Second, during the AVRT seen with WPW, the electrical impulse is stimulating the ventricles solely through the accessory pathway (instead of going through the normal, AV nodal pathway).

As a result, the QRS complex during tachycardia takes on an extremely abnormal shape, which is suggestive of ventricular tachycardia (VT)instead of SVT. Mistaking the AVRT caused by WPW for VT can create great confusion and unnecessary alarm on the part of medical personnel, and may lead to inappropriate therapy.

Third, if a patient with WPW should develop atrial fibrillation — an arrhythmia in which the atria are generating electrical impulses at an extremely rapid rate — those impulses can travel down the accessory pathway and stimulate the ventricles at an also extremely rapid rate, leading to a dangerously fast heart beat. (Normally, the AV node protects the ventricles from being stimulated too rapidly during atrial fibrillation.) So in patients with WPW, atrial fibrillation can become a life-threatening problem.

Symptoms With WPW

The symptoms of the SVT caused by WPW are the same as with any SVT. They include palpitationslightheadedness, and dizziness. Episodes usually last from a few minutes to several hours.

If atrial fibrillation should occur, however, the extremely rapid heart rate may lead to loss of consciousness, or even cardiac arrest.

Treating WPW

The reentrant circuit which produces SVT in WPW incorporates the AV node, a structure that is richly supplied by the vagus nerve. So patients with WPW can often stop their episodes of SVT by taking steps to increase the tone of their vagus nerve, such as the Valsalva maneuver, or immersing their face in ice water for a few seconds. For some people who have only rare episodes of SVT, this treatment may be sufficient.

Using antiarrhythmic drugs to prevent recurrent arrhythmias in WPW is only somewhat effective, and this approach is not used very often today.

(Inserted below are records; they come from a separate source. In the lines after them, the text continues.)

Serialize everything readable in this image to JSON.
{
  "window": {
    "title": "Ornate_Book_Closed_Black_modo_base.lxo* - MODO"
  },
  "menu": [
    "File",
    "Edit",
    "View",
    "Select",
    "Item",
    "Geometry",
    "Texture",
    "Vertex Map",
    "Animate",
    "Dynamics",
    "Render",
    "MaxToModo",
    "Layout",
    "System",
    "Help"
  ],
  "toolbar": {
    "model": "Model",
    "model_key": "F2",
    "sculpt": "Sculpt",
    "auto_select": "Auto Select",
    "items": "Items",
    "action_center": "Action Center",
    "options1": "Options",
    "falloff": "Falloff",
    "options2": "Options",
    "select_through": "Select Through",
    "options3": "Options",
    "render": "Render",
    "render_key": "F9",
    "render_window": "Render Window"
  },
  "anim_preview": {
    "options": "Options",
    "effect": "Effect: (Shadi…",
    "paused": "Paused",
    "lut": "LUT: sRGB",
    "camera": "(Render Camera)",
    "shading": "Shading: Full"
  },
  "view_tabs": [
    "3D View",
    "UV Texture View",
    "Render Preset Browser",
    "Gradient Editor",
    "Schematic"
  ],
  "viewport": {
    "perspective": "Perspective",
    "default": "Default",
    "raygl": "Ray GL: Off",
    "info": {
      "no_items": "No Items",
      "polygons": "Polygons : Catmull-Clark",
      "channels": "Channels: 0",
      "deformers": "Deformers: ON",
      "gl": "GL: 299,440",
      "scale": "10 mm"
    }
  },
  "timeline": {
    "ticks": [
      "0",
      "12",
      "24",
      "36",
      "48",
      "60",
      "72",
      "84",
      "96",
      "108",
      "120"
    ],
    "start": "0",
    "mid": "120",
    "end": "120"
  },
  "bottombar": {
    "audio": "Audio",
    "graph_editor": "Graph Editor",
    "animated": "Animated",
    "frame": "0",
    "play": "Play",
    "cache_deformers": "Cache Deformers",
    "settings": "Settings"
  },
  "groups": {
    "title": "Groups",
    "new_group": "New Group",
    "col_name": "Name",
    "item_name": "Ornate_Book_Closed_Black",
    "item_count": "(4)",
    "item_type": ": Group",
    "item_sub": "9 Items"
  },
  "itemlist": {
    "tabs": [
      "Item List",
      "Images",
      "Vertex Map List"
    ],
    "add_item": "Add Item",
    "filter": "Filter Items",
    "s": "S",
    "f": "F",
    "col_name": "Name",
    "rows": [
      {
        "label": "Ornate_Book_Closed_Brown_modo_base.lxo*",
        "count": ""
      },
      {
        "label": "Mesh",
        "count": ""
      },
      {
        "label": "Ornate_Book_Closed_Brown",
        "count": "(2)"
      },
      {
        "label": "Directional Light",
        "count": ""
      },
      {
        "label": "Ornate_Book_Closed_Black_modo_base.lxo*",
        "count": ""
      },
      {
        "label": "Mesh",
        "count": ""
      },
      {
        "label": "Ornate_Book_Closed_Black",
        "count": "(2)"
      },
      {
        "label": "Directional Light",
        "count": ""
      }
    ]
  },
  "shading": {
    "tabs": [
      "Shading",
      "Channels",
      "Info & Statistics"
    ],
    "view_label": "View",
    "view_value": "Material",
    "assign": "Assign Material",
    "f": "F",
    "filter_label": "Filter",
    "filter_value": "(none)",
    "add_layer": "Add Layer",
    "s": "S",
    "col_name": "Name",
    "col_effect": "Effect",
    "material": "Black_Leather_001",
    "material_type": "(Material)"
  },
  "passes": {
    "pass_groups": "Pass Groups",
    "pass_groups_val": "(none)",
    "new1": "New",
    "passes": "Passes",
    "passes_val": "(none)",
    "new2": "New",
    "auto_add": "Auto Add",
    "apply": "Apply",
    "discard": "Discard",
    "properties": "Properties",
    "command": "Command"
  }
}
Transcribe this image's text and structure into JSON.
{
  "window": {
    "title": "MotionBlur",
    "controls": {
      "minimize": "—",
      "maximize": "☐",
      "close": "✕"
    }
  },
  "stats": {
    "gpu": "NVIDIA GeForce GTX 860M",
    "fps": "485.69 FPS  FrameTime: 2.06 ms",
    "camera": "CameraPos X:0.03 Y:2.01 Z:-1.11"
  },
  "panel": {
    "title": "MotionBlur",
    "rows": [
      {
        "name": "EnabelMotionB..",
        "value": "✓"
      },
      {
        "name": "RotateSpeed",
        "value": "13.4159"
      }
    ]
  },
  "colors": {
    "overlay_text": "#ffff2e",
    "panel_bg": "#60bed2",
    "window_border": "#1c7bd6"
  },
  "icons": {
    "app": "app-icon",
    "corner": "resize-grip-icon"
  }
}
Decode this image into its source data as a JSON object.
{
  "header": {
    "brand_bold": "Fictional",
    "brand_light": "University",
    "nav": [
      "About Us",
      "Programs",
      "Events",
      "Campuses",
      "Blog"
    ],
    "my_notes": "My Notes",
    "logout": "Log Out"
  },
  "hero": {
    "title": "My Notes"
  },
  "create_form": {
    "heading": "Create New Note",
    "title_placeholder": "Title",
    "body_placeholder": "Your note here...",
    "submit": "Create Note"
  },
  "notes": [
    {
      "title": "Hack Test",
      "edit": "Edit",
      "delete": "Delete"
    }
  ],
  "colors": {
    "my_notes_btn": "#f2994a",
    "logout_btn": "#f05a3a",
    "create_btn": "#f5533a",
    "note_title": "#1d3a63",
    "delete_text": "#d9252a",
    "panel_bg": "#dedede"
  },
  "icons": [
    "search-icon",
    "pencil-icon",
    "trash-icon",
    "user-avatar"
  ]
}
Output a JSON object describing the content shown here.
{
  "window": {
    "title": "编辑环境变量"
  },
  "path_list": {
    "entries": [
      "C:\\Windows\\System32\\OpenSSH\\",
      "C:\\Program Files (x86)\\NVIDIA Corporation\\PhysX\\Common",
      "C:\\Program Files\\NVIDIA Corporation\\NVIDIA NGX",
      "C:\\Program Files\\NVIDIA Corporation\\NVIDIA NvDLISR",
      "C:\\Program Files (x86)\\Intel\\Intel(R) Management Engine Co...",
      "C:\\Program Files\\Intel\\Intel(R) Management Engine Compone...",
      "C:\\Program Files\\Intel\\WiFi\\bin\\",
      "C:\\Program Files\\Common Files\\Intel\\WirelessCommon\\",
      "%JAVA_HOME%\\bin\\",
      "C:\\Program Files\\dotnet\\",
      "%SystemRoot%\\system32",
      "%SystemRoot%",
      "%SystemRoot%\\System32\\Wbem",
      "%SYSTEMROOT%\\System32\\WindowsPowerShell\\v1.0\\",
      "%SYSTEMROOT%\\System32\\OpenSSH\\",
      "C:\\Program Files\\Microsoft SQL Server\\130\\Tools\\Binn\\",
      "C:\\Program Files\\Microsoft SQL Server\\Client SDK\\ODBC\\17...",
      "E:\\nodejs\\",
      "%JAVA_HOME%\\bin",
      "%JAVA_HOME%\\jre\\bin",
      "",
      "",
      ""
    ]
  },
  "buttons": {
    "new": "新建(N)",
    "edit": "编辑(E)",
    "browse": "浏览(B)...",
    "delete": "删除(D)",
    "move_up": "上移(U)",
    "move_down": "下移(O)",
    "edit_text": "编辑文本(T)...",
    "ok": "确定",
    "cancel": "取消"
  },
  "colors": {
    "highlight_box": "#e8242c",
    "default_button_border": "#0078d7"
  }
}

However, the accessory pathway in WPW can usually (more than 95% of the time) be eliminated entirely with ablation therapy, in which the accessory pathway is carefully mapped and ablated. Ablation therapy is almost always the best option in somebody with WPW who has had arrhythmias.

Furthermore, because the onset of atrial fibrillation in WPW can lead to dangerously rapid heart rates, and because atrial fibrillation is common (and may be more common in people with WPW than in the general population), most specialists encourage almost anyone with WPW to strongly consider ablation therapy.

Sources:

Pediatric and Congenital Electrophysiology Society (PACES), Heart Rhythm Society (HRS), American College of Cardiology Foundation (ACCF), et al. PACES/HRS Expert Consensus Statement on the Management of the Asymptomatic Young Patient with a Wolff-Parkinson-White (WPW, Ventricular Preexcitation) Electrocardiographic Pattern: Developed in Partnership Between the Pediatric and Congenital Electrophysiology Society (PACES) and the Heart Rhythm Society (HRS). Endorsed by the governing bodies of PACES, HRS, the American College of Cardiology Foundation (ACCF), the American Heart Association (AHA), the American Academy of Pediatrics (AAP), and the Canadian Heart Rhythm Society (CHRS). Heart Rhythm 2012; 9:1006.